Didatangi Dewan, Pedagang Pasar Ir Soekarno Keluhkan Sepi Pembeli dan Minim Keamanan
Ekonomi

Didatangi Dewan, Pedagang Pasar Ir Soekarno Keluhkan Sepi Pembeli dan Minim Keamanan

Sukoharjo,(sukoharjo.sorot.co)--Sejumlah pedagang menyampaikan uneg-uneg kepada anggota Dewan Perwakilan Daerah (DPRD) Sukoharjo, Endra Gunawan Wibisono saat mengunjungi Pasar Ir. Soekarno, Rabu (8/11/2017). Para pedagang mengeluhkan kondisi pasar yang sepi dari pembeli dalam kurun dua tahun terakhir.

Sepinya Pasar Ir Soekarno mulai dirasakakan pedagang sejak penempatan pedagang usai renovasi pada 9 Januari 2015 lalu. Kondisi sepi tak hanya dialami pedagang yang menempati lantai satu, tetapi pedagang di lantai dua bahkan jaug lebih sepi dibanding pedagang di lantai satu.

Kalau dihitung setiap hari pembeli yang ke atas hanya beberapa gelintir orang saja. Saya pikir pembeli itu malah seperti pergi nyekar ke makam, karena yang datang hanya satu satu. Selain itu, banyak barang dagangan yang hilang padahal sudah ada satpam,” papar Wahyudi, salah seorang pedagang Pasar Ir Soekarno.

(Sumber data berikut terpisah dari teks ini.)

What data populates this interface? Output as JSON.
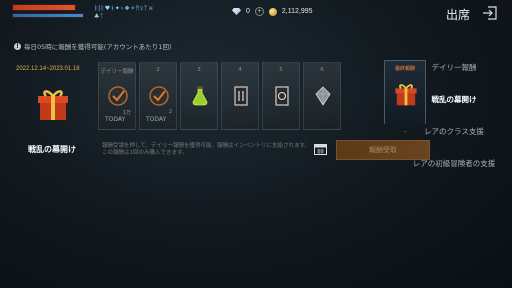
{
  "hud": {
    "buff_row1": "ᛒ|ᚱ♥ᚼ✦ᛃ❖✧ᛗᛟᛉ⚔",
    "buff_row2": "♣ᛏ"
  },
  "currency": {
    "gems": "0",
    "gold": "2,112,995"
  },
  "header": {
    "title": "出席"
  },
  "notice": "毎日05時に報酬を獲得可能(アカウントあたり1回)",
  "event": {
    "date_range": "2022.12.14~2023.01.18",
    "name": "戦乱の幕開け"
  },
  "slots": [
    {
      "label": "デイリー報酬",
      "today": "TODAY",
      "sub": "1万"
    },
    {
      "label": "2",
      "today": "TODAY",
      "sub": "2"
    },
    {
      "label": "3",
      "today": "",
      "sub": ""
    },
    {
      "label": "4",
      "today": "",
      "sub": ""
    },
    {
      "label": "5",
      "today": "",
      "sub": ""
    },
    {
      "label": "6",
      "today": "",
      "sub": ""
    }
  ],
  "final_reward": {
    "label": "最終報酬"
  },
  "description": "報酬受領を押して、デイリー報酬を獲得可能。報酬はインベントリに支給されます。この報酬は1回のみ購入できます。",
  "claim_button": "報酬受取",
  "menu": [
    {
      "label": "デイリー報酬",
      "active": false
    },
    {
      "label": "戦乱の幕開け",
      "active": true
    },
    {
      "label": "レアのクラス支援",
      "active": false
    },
    {
      "label": "レアの初級冒険者の支援",
      "active": false
    }
  ]
}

Sementara pedagang lainnya Bambang, menuturkan, masih banyaknya pedagang yang nekat berjualan di luar pasar. Sebelumnya, dalam beberapa kali rapat dengan Dinas Perdagangan dan Koperasi (Disdagkop) telah disepakati tidak ada pedagang yang berjualan di luar pasar. Namun, hingga sejauh ini masih banyak pedagang yang berjualan di luar tanpa ada peringatan dari pengelola pasar. 

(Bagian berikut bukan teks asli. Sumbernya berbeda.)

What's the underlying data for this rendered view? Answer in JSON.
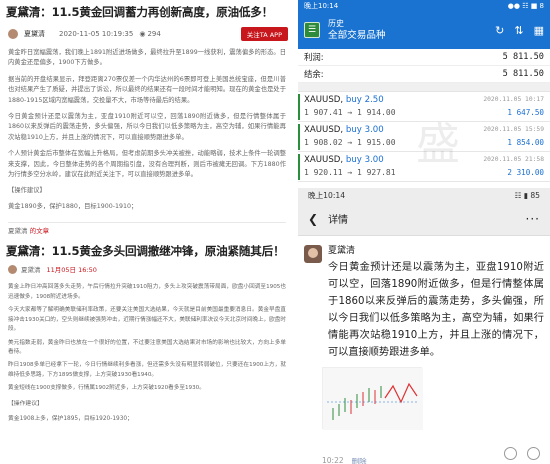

Dulu sudah ada kesepakatan untuk pemasangan papan larangan berjualan di sepanjang trotoar pasar, tetapi hingga saat ini Disdagkop tidak memasang. Malah ada oknum dari pemerintah yang seolah memecah belah antara pedagang di luar dan pedagang di dalam sehingga tidak akur,” keluhnya.

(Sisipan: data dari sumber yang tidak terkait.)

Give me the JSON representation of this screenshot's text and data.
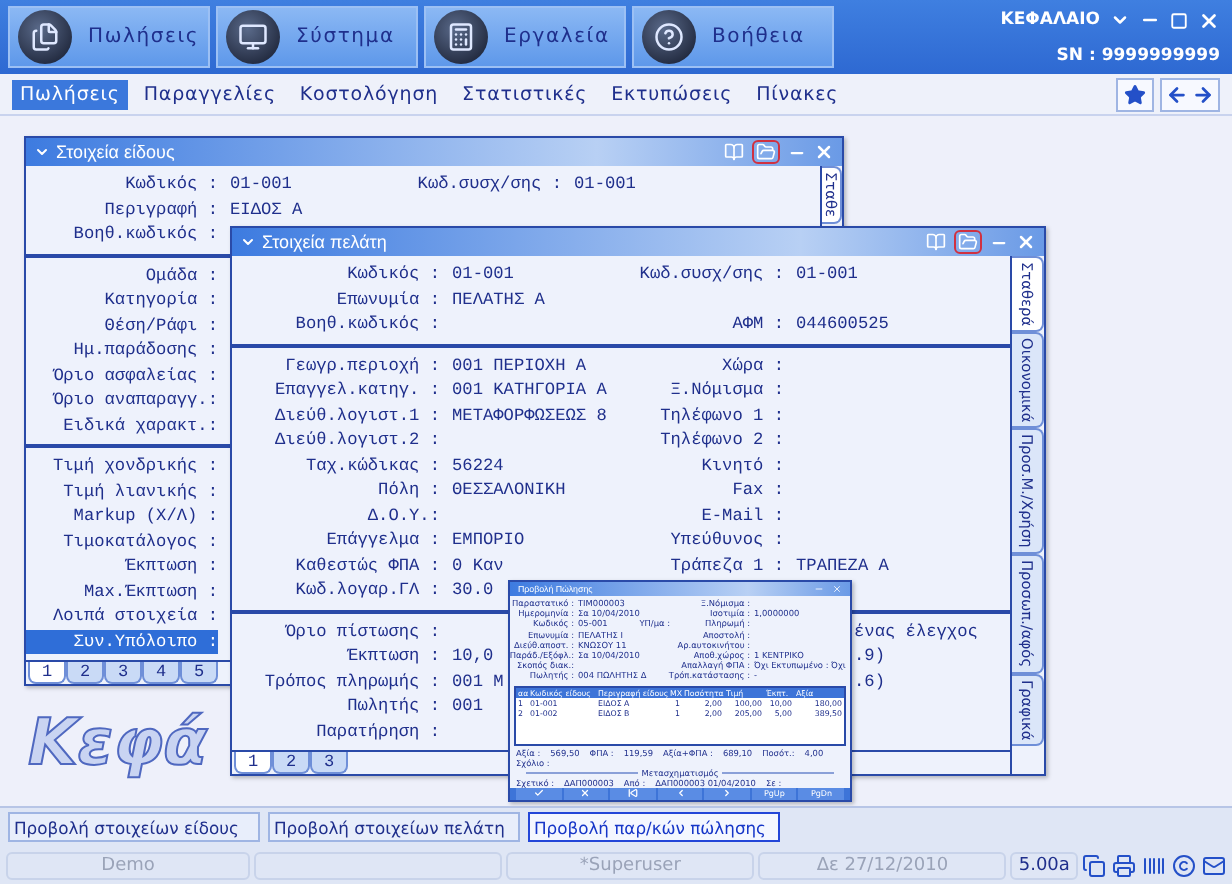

Endra Gunawan, berjanji akan menampung seluruh keluhan dari para pedagang untuk dibawa dalam pembahasan di DPRD. Salah satunya, akan mengusulkan penambahan beberapa fasilitas di pasar pada anggaran 2018 mendatang.

Adapun beberapa usulan dari pedagang yang disampiakan di antaranya mengenai jam buka pasar diajukan mulai pukul 04.00 WIB, penambahan fasilitas keamanan baik petugas maupun cctv, penambahan akses jalan untuk ke lantai dua dan serta upaya promosi.